Home technologyNVIDIA fabrica sus chips entre EEUU y Taiwán. El problema es que algunos servidores de IA acabaron donde no debían

NVIDIA fabrica sus chips entre EEUU y Taiwán. El problema es que algunos servidores de IA acabaron donde no debían

by markoflorentino@icloud.com


Los chips de IA de última generación no recorren una línea recta desde una fábrica hasta un cliente. Se diseñan en un país, se fabrican o encapsulan en otro, terminan integrados en servidores y pasan después por distribuidores, centros de datos y compradores finales. En ese recorrido intervienen controles de exportación, declaraciones de uso y verificaciones destinadas a impedir que determinada tecnología llegue a destinos restringidos. El caso que acaba de salir a la luz en Taiwán muestra qué ocurre cuando, según los fiscales, varias de esas barreras se sortean desde dentro.

La acusación ya está sobre la mesa. La Fiscalía del Distrito de Keelung, en Taiwán, ha acusado a nueve personas. Ocho aparecen vinculadas al supuesto esquema para exportar ilegalmente servidores de IA de alta gama, entre ellas un empleado de NVIDIA Taiwan y dos de Super Micro Taiwan. El noveno acusado figura en otra rama relacionada con el presunto vaciamiento patrimonial de una distribuidora, en la que también están acusados dos de los otros ocho. Eso sí, hablamos de personas concretas, no de cargos contra NVIDIA o Super Micro como compañías.

Así funcionaba el esquema. Según la Fiscalía, el pedido comprendía 130 servidores de Super Micro equipados con tecnología B300 de NVIDIA y debía acabar, sobre el papel, en un centro de datos alquilado en Taiwán. La documentación de usuario final indicaba que los equipos se instalarían allí y no serían reexportados infringiendo los controles aplicables. Los investigadores sostienen, sin embargo, que varios de los acusados que participaron en una inspección en septiembre de 2025 ya sabían que aquel recinto no disponía del espacio, la potencia eléctrica ni el ancho de banda necesarios para operar semejante despliegue. Pese a ello, Super Micro acabó aceptando el pedido en tres tandas: 2, 64 y 64 servidores.

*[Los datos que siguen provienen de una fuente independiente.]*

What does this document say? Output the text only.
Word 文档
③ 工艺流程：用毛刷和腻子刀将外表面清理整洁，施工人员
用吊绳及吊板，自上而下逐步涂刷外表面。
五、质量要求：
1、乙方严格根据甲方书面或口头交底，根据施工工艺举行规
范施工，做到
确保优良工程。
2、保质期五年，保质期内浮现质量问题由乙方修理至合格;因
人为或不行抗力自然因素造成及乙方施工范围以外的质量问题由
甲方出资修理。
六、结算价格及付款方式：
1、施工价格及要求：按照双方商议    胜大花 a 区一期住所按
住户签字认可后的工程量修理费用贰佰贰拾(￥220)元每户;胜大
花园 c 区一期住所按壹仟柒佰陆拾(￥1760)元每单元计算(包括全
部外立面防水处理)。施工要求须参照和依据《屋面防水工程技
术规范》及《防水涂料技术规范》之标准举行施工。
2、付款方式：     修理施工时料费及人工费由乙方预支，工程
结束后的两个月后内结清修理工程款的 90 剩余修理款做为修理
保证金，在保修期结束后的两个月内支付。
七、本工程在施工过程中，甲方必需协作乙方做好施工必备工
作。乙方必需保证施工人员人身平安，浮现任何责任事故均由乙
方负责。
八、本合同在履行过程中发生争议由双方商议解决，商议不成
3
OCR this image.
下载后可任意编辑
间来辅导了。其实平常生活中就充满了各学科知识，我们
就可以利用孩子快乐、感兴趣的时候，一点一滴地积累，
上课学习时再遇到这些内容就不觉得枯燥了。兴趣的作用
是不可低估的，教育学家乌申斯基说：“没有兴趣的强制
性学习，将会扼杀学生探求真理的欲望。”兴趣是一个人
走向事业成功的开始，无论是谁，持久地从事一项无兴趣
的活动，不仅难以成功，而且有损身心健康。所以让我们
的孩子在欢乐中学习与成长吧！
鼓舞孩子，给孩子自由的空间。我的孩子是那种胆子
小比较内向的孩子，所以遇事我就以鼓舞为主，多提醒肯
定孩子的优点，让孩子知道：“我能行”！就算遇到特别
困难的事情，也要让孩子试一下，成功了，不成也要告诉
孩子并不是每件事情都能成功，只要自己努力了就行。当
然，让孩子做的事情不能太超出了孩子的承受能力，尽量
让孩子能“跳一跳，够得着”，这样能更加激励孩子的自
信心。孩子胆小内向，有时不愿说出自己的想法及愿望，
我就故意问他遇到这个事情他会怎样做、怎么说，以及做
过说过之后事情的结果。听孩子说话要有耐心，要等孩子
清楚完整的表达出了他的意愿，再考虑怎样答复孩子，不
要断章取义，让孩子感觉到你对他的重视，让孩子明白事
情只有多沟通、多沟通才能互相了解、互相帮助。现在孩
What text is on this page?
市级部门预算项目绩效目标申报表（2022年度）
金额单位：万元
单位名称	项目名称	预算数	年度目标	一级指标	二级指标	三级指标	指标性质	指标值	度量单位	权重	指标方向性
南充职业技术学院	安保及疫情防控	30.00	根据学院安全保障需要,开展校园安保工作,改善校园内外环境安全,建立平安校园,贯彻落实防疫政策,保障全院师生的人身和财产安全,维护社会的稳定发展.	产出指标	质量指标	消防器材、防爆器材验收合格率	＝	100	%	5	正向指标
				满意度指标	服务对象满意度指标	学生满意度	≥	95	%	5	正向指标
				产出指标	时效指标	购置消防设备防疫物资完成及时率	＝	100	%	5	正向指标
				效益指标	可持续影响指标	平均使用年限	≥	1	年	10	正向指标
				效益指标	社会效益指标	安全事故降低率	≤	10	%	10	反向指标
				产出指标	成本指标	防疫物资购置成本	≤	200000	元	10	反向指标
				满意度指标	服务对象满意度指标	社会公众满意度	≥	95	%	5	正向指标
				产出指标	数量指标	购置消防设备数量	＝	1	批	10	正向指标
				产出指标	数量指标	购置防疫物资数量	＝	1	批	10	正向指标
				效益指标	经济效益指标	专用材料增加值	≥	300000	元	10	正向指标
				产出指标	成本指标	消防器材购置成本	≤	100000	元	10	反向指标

De Taiwán hasta China. La acusación sostiene que 74 de aquellos 130 servidores acabaron finalmente en manos de clientes chinos siguiendo varias rutas. Dieciséis habrían salido directamente hacia China, otros 50 pasaron primero por Indonesia y ocho viajaron a Japón antes de continuar hacia Hong Kong y, desde allí, hasta un cliente chino. Los 56 equipos restantes también iban a abandonar Taiwán con destino a una empresa japonesa, pero las aduanas detectaron irregularidades y exigieron una licencia para mercancías estratégicas de alta tecnología. La operación no llegó a completarse y esos servidores permanecieron en Taiwán.

Por qué estaban controlados. El B300 pertenece a la generación Blackwell Ultra de NVIDIA y está pensado para cargas de inteligencia artificial de muy alta exigencia, precisamente el tipo de tecnología que Washington mantiene sometida a controles de exportación cuando el destino es China. Eso no significa que todos los chips de IA de NVIDIA estén vetados de forma absoluta: las reglas distinguen entre productos, destinatarios y licencias, y desde 2026 contemplan una revisión caso por caso para determinados modelos como el H200. Taiwán aplica además su propio régimen sobre mercancías estratégicas, de modo que determinados equipos y usos requieren autorización antes de salir del país.

El incentivo era enorme. Hay una razón económica que ayuda a entender por qué existe interés en sortear estas restricciones. Reuters señalaba en abril, citando a fuentes del sector, que los servidores B300 disponibles en China rondaban los 7 millones de yuanes, aproximadamente un millón de dólares, casi el doble de los 550.000 dólares que esas mismas fuentes situaban como referencia en Estados Unidos. Esa escasez crea una prima considerable para quienes consiguen introducirlos en el mercado chino. En este caso, la Fiscalía atribuye a dos de los acusados más de 21,2 millones de dólares de beneficio ilícito por los 74 equipos que sí completaron el recorrido.

El control no acaba al fabricar. Seguir un acelerador avanzado exige vigilar mucho más que la planta en la que nace. NVIDIA es una compañía fabless: diseña sus chips y encarga su fabricación a socios como TSMC, cuya producción de tecnología de la compañía se extiende hoy entre Taiwán y Estados Unidos, mientras empresas como Super Micro convierten después esos componentes en sistemas completos que atraviesan una red internacional de distribuidores y compradores. Por eso las restricciones incorporan controles sobre el usuario y el destino final, no solo sobre la primera venta. El caso taiwanés ilustra precisamente ese desafío.